As coisas vistas assim, é legítimo se perguntar: estamos ante umas negociações de paz? Estamos ante um processo contrário, de entrega do país a um bando criminoso e a seus aliados estrangeiros?
A análise de Álvaro Leyva destaca, talvez sem querer, outro aspecto: o caráter mercenário das FARC.
Esta “negociação de paz”, por exemplo, se poderia dar pois um poder estrangeiro deu às FARC a permissão de fazê-lo. Isso é normal: as FARC sempre trabalharam em defesa de interesses alheios. Desde os anos 1950 até o colapso da URSS, as FARC (ainda suas formas embrionárias) fizeram o que o Kremlin exigia delas.
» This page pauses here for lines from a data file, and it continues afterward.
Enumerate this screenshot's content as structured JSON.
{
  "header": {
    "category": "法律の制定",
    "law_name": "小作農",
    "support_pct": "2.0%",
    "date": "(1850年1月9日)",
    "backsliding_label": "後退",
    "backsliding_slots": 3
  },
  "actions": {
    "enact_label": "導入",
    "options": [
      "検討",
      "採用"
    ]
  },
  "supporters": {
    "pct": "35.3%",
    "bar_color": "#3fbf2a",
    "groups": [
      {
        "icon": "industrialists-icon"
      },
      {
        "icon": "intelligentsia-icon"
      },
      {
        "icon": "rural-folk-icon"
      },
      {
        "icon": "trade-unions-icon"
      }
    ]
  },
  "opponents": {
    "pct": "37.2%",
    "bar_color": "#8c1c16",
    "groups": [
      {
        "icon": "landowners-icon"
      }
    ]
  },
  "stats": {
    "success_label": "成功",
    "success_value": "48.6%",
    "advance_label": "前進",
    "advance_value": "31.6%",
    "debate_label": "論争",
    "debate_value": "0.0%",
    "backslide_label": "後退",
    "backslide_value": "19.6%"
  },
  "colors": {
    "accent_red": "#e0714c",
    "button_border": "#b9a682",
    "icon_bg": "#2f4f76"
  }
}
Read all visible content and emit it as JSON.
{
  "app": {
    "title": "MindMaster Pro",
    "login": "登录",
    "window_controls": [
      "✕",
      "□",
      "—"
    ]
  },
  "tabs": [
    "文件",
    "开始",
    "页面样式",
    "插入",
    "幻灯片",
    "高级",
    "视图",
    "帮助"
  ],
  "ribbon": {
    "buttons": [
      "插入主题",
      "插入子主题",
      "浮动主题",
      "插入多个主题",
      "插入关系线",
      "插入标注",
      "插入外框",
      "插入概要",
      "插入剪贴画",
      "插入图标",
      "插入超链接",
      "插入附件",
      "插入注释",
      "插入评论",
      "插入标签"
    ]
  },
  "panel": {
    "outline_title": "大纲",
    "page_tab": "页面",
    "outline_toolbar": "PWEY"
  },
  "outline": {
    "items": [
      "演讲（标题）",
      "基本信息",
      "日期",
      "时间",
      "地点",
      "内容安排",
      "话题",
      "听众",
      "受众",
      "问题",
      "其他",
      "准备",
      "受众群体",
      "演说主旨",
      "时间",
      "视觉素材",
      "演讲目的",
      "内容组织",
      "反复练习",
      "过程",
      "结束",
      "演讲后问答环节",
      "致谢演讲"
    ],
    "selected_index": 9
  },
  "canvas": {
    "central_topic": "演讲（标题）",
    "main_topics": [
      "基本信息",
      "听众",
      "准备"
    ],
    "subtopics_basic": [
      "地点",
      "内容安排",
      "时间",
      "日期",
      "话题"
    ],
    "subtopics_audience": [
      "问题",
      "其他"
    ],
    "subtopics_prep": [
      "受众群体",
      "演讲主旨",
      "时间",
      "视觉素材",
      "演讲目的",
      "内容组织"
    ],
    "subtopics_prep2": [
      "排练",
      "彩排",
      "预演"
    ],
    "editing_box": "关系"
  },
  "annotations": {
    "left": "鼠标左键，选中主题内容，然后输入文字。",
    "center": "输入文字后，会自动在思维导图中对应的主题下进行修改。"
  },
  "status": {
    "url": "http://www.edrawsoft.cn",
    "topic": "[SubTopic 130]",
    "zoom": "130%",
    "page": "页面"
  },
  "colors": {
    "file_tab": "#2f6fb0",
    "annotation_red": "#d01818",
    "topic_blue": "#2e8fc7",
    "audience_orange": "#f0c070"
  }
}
Desde meados dos anos 1960, as FARC prosseguiram sua matança de colombianos segundo as instruções tanto de Moscou como de Havana. Desde a chegada de Hugo Chávez ao poder, as FARC mantiveram sua docilidade ante esse regime. As FARC nunca atuaram com uma linha colombiana. Nunca lutaram pelas pessoas. Por isso é que agora, nas vésperas de Oslo, os porta-vozes das FARC gesticulam ante as agências de imprensa internacionais para se mostrar como atores incompreendidos da luta pela democracia, como heróis vitimizados que vão dar, finalmente, liberdade, paz, justiça, alimentos, saúde, terra e independência nacional aos colombianos. Semelhante cobrão não engana a ninguém, porém certa imprensa e certos grupelhos, para conservar sua hegemonia, parecem dispostos a engolir esse animal inteiro.

O irrealismo e o messianismo dos chefes das FARC, a mentalidade de guerra fria e o esquema conhecido de “tudo ou nada” seguem prevalecendo. Basta ver as intervenções dos Timochenko, Jaramillo e Granda, desde Cuba e Venezuela, e até as próprias declarações de Álvaro Leyva Durán. Ele decretou ante El Colombiano que “a solução não está nos poderes constituídos”, quer dizer, que a paz vai ser negociada e decidida em instâncias que não têm nada a ver com a institucionalidade colombiana. O ex-ministro remata com isto, para que não restem dúvidas sobre o caráter exógeno da solução que as FARC estão buscando: “Esta paz não pode ser pela metade”, pois “os senhores das FARC nem os do ELN vão se prestar a que os extraditem”.

Leyva propõe que as outras democracias e o direito internacional humanitário sejam jogados pela janela, nestes termos elegantes: “Aqui o que se procura é uma situação jurídica final que permita extrair os interesses internacionais e a jurisdição internacional”. Vamos ver se, nessas condições, as “negociações” podem levantar vôo.